AVALIAÇÃO - NÚMEROS DO PROGRAMA
453.542 empréstimos ativos até junho
462,5 milhões de reais foram aplicados na região
1.019,4 reais é o valor médio das operações
141 mil operações foram realizadas no Ceará
132 milhões de reais emprestados no Estado
102 mil clientes compõem a carteira no Ceará
255 milhões de reais é a carteira ativa total
Fonte: BNB
A OPINIÃO DO ESPECIALISTA
Reconhecimento
Marcelo Nery
Economista da Fundação Getúlio Vargas
A expansão do Crediamigo pode ser comparada a um garoto que acha uma moeda — fica surpreso; é como descobrir riqueza na pobreza.

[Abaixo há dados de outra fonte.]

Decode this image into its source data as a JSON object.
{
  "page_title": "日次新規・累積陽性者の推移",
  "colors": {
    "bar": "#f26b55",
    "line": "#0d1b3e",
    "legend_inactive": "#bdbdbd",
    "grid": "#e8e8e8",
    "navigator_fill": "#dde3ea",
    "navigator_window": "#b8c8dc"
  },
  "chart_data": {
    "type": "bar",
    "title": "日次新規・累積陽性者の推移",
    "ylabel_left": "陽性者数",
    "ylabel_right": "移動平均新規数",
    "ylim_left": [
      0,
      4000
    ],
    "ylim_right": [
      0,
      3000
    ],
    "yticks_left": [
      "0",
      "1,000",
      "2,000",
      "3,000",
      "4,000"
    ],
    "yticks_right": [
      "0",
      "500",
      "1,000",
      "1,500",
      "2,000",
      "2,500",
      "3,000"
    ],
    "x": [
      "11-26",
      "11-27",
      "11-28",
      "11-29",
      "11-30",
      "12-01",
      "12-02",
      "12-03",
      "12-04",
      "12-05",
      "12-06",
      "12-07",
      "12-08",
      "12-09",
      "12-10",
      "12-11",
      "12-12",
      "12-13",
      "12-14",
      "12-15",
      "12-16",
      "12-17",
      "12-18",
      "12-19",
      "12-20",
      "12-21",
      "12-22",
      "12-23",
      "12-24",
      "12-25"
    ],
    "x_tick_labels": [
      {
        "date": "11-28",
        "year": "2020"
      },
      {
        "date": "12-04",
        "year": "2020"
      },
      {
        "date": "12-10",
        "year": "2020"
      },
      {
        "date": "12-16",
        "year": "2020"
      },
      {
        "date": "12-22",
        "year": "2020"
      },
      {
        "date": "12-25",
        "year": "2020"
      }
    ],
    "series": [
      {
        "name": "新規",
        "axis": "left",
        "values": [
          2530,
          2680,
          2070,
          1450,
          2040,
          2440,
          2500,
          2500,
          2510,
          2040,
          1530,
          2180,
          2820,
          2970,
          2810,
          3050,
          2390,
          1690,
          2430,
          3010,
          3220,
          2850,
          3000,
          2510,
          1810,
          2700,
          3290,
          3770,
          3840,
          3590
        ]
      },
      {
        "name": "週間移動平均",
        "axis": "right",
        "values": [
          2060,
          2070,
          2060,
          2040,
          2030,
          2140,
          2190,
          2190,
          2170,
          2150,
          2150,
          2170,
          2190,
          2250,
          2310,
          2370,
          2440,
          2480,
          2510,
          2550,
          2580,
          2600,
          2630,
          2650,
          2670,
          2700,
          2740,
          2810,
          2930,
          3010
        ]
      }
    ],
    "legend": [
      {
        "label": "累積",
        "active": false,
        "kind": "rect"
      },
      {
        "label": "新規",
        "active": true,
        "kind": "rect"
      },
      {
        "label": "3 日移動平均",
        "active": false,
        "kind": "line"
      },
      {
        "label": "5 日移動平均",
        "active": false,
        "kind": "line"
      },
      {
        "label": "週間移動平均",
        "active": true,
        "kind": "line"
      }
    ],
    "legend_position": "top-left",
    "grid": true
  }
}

Me surpreendeu o estudo que fiz onde pude constatar que os clientes do programa conseguiram crescer seu faturamento em 28%, em 35% o consumo da família e gerar um lucro de R$ 50/ano. Dez anos é tempo de sustentabilidade, fase de ser conhecido e reconhecido. É importante ressaltar que segue uma política pública diferente, porque não pesa nos cofres públicos. É como no diagrama de Pareto, todos ganham. Nós somos entusiastas do Crediamigo porque gera uma mudança na vida das pessoas. O mundo está passando por um momento de deslocamento de tecnologia, onde os países pobres estão exportando experiência de crédito para as nações ricas. É o que ocorre com o programa do BNB, que está entrando nas favelas do Rio de Janeiro. Pasmem! O Nordeste está exportando política pública, sem ônus para o Tesouro. Estamos diante de um programa que consegue conciliar o lado social com o econômico. A tecnologia de crédito solidário é nova, nasceu há cerca de 31 anos em Bangladesh, mas 65% do crédito nacional está no Nordeste. Quatro pontos do Crediamigo merecem ser destacados: o aspecto urbano; aval solidário; sustentabilidade; retorno privado dos clientes; combate à pobreza; e foco e retorno das mulheres. Mas, o desafio é combater a pobreza. Para isso é preciso estrutura relações, somar esforços, dividir informações e caminhos como os programas sociais existentes, como o Bolsa Família.